I think therapy for autistic children should encourage them to explore, to experience the world, and to experiment with things. It should encourage interaction and communication, and it should include teaching the child about themselves--self-awareness, knowing what makes them feel better, what they like and don't like. It should include teaching them to express themselves, so that they can talk about what they want and don't want, and can express decisions and learn how to care for themselves. Autistics have such trouble with rigidity--goodness knows I do; I go to pieces when things are unpredictable. A rigid teaching method is the exact opposite of what you need to have to learn how to deal with the chaos in the world you live in.

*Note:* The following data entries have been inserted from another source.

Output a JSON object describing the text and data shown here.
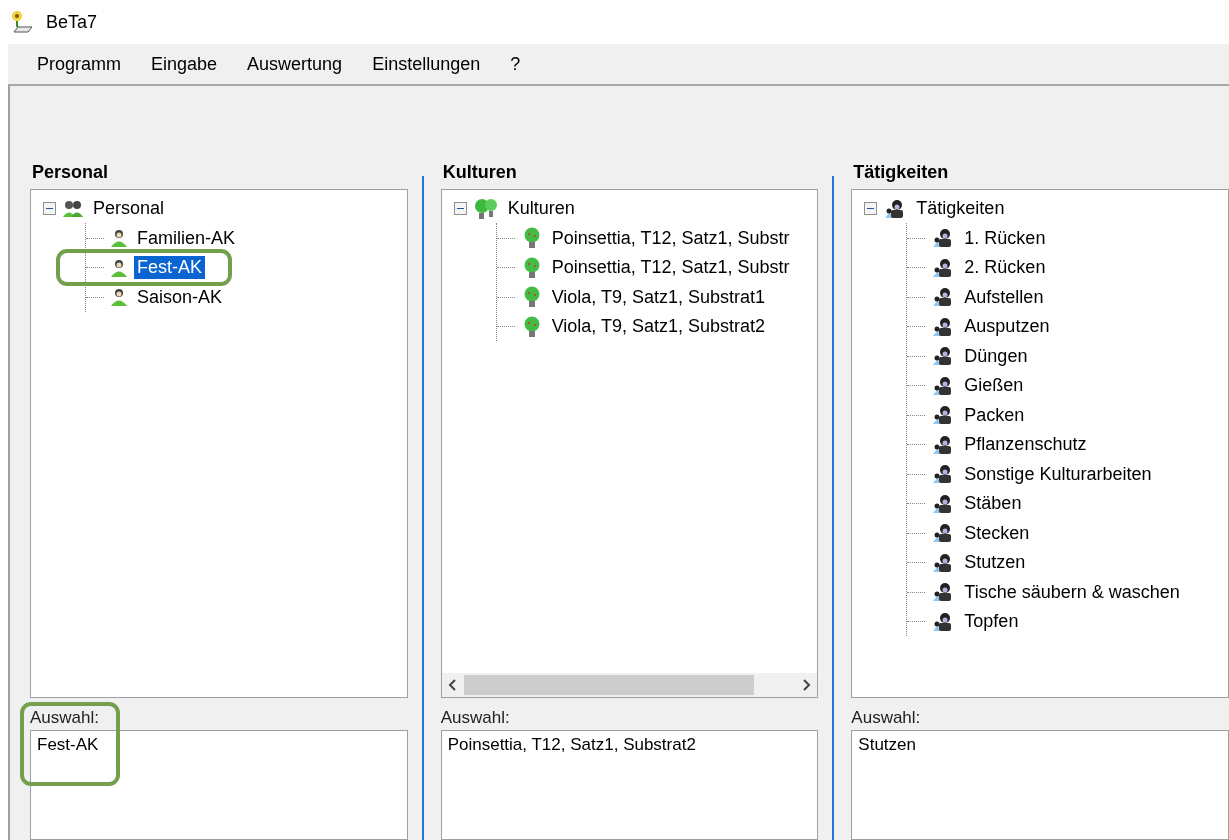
{
  "window": {
    "title": "BeTa7"
  },
  "menu": [
    {
      "label": "Programm"
    },
    {
      "label": "Eingabe"
    },
    {
      "label": "Auswertung"
    },
    {
      "label": "Einstellungen"
    },
    {
      "label": "?"
    }
  ],
  "panels": [
    {
      "kind": "personnel",
      "heading": "Personal",
      "horizontal_scrollbar": false,
      "tree": {
        "label": "Personal",
        "expanded": true,
        "selected": false,
        "children": [
          {
            "label": "Familien-AK",
            "selected": false,
            "highlighted": false
          },
          {
            "label": "Fest-AK",
            "selected": true,
            "highlighted": true
          },
          {
            "label": "Saison-AK",
            "selected": false,
            "highlighted": false
          }
        ]
      },
      "selection_label": "Auswahl:",
      "selection_value": "Fest-AK",
      "highlighted": true
    },
    {
      "kind": "crops",
      "heading": "Kulturen",
      "horizontal_scrollbar": true,
      "tree": {
        "label": "Kulturen",
        "expanded": true,
        "selected": false,
        "children": [
          {
            "label": "Poinsettia, T12, Satz1, Substr",
            "selected": false,
            "highlighted": false
          },
          {
            "label": "Poinsettia, T12, Satz1, Substr",
            "selected": false,
            "highlighted": false
          },
          {
            "label": "Viola, T9, Satz1, Substrat1",
            "selected": false,
            "highlighted": false
          },
          {
            "label": "Viola, T9, Satz1, Substrat2",
            "selected": false,
            "highlighted": false
          }
        ]
      },
      "selection_label": "Auswahl:",
      "selection_value": "Poinsettia, T12, Satz1, Substrat2",
      "highlighted": false
    },
    {
      "kind": "activities",
      "heading": "Tätigkeiten",
      "horizontal_scrollbar": false,
      "tree": {
        "label": "Tätigkeiten",
        "expanded": true,
        "selected": false,
        "children": [
          {
            "label": "1. Rücken",
            "selected": false,
            "highlighted": false
          },
          {
            "label": "2. Rücken",
            "selected": false,
            "highlighted": false
          },
          {
            "label": "Aufstellen",
            "selected": false,
            "highlighted": false
          },
          {
            "label": "Ausputzen",
            "selected": false,
            "highlighted": false
          },
          {
            "label": "Düngen",
            "selected": false,
            "highlighted": false
          },
          {
            "label": "Gießen",
            "selected": false,
            "highlighted": false
          },
          {
            "label": "Packen",
            "selected": false,
            "highlighted": false
          },
          {
            "label": "Pflanzenschutz",
            "selected": false,
            "highlighted": false
          },
          {
            "label": "Sonstige Kulturarbeiten",
            "selected": false,
            "highlighted": false
          },
          {
            "label": "Stäben",
            "selected": false,
            "highlighted": false
          },
          {
            "label": "Stecken",
            "selected": false,
            "highlighted": false
          },
          {
            "label": "Stutzen",
            "selected": false,
            "highlighted": false
          },
          {
            "label": "Tische säubern & waschen",
            "selected": false,
            "highlighted": false
          },
          {
            "label": "Topfen",
            "selected": false,
            "highlighted": false
          }
        ]
      },
      "selection_label": "Auswahl:",
      "selection_value": "Stutzen",
      "highlighted": false
    }
  ]
}
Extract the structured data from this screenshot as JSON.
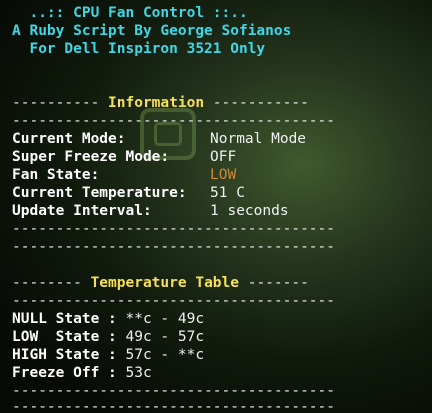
{
  "header": {
    "line1": "  ..:: CPU Fan Control ::..",
    "line2": "A Ruby Script By George Sofianos",
    "line3": "  For Dell Inspiron 3521 Only"
  },
  "separator": "-------------------------------------",
  "info_section": {
    "left": "---------- ",
    "title": "Information",
    "right": " -----------",
    "rows": [
      {
        "label": "Current Mode:",
        "value": "Normal Mode"
      },
      {
        "label": "Super Freeze Mode:",
        "value": "OFF"
      },
      {
        "label": "Fan State:",
        "value": "LOW"
      },
      {
        "label": "Current Temperature:",
        "value": "51 C"
      },
      {
        "label": "Update Interval:",
        "value": "1 seconds"
      }
    ]
  },
  "temp_section": {
    "left": "-------- ",
    "title": "Temperature Table",
    "right": " -------",
    "rows": [
      {
        "label": "NULL State : ",
        "value": "**c - 49c"
      },
      {
        "label": "LOW  State : ",
        "value": "49c - 57c"
      },
      {
        "label": "HIGH State : ",
        "value": "57c - **c"
      },
      {
        "label": "Freeze Off : ",
        "value": "53c"
      }
    ]
  },
  "colors": {
    "title": "#3fd7e6",
    "section": "#f6e05a",
    "fan_state_low": "#d08a3a"
  }
}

So... I would suggest, speech/language and occupational-therapy based methods. Not ABA. At least, not classic ABA. There are some small parts of ABA that can be useful, such as the process of breaking a task down into small parts and teaching one at a time. Rote tasks lend themselves to that style of teaching. But once you get to practical things that can't be done the same way every time, like communication and problem-solving, ABA is worse than useless.
Rewards, by the way, aren't particularly useful either. Rewards cause a person to lose interest in the task itself. If you're rewarded for something, you start to dislike the task, and will stop doing it once you're no longer rewarded. (To test this, pay your child for drawing pictures. You will see that they stop enjoying drawing and dash off prefunctory pictures just to get the payment.) What a person really needs to learn isn't reward, but feedback. They need to know when they have done something well. So you can use small rewards--small enough that they aren't motivational in and of themselves--to tell someone they have done well, but you should not force a child to work for contingent rewards. Otherwise, they will lose interest in the task, or never gain any interest in it to begin with. Encouraging curiosity and exploration does much more good than any reward ever could.